Sunday, November 07, 2004

Scars

To tell the truth, the main reason I took up Christianity seriously was the fact I had no place else to run or hide. Friends could only help for a certain extent, but God heals and mends. Back then, the CD of Don Moen singing, 'I am the Lord, that healeth thee' calmed my soul as I struggled to understand life. (Heh, actually bought the CD for my dad, but ended up listening to it everyday)

Scars, is what I term this post. Guess that God's leading me through a period of restoration and healing now. Healing from the various vicious things people sometimes speak unintentionally (or for some, with intent *sigh*) Healing from emotional wounds and scars that never really healed, as it was all shoved down under the guise of 'being macho & loud'

These few weeks had been a period of insecurity and depression. But the truth was, it ran deeper than this. There were a lot of times in the past, where I would excuse myself from the crowd and find a place to hide, cry and get upset with God. Thank God it's almost over now.

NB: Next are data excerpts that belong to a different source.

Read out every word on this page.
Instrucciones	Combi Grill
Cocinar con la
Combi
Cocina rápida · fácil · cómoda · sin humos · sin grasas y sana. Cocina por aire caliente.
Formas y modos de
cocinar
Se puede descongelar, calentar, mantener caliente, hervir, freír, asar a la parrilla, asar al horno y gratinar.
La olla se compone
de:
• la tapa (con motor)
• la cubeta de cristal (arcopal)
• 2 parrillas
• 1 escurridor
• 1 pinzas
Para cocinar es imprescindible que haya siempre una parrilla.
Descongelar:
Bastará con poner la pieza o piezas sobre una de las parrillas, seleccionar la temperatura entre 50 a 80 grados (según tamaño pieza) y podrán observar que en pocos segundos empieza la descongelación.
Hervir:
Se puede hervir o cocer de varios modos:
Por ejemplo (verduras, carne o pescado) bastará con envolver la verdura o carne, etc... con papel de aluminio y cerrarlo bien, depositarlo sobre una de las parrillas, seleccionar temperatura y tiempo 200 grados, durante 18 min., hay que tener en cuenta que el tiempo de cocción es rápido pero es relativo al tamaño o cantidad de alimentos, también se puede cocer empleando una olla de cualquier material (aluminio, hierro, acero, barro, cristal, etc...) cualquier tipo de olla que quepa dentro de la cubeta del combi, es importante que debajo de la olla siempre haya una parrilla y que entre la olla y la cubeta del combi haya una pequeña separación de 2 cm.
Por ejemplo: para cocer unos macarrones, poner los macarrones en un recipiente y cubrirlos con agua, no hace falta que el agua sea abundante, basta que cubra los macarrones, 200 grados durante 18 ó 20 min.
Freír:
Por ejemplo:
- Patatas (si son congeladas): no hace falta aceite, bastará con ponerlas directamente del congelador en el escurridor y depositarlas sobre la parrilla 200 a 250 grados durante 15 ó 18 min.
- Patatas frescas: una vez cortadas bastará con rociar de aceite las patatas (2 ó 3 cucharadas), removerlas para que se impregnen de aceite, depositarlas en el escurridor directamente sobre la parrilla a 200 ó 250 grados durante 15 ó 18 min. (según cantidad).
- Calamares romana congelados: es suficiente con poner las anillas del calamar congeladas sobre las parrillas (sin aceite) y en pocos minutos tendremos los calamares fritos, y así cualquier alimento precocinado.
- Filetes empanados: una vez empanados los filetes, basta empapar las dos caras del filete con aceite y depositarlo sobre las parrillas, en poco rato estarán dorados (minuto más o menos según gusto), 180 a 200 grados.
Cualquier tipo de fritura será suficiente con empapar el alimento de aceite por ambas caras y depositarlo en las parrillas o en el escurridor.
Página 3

I used to (and sometimes still do) go around feeling down, feeling I don't cut it with people and finally feeling I need to do more to be accepted. I thank God for friends who have been there showing that it's ok to be just me, the plain old crappy/serious/boring Leo that I am.

One thing I've definitely learnt is that the past will always be the past. Scars will be scars, though at times it brings back insecurity and the feeling that I don't belong there.

Guess that's it. For those of you who were there for me (and you know who you are), thanks, I owe you guys one.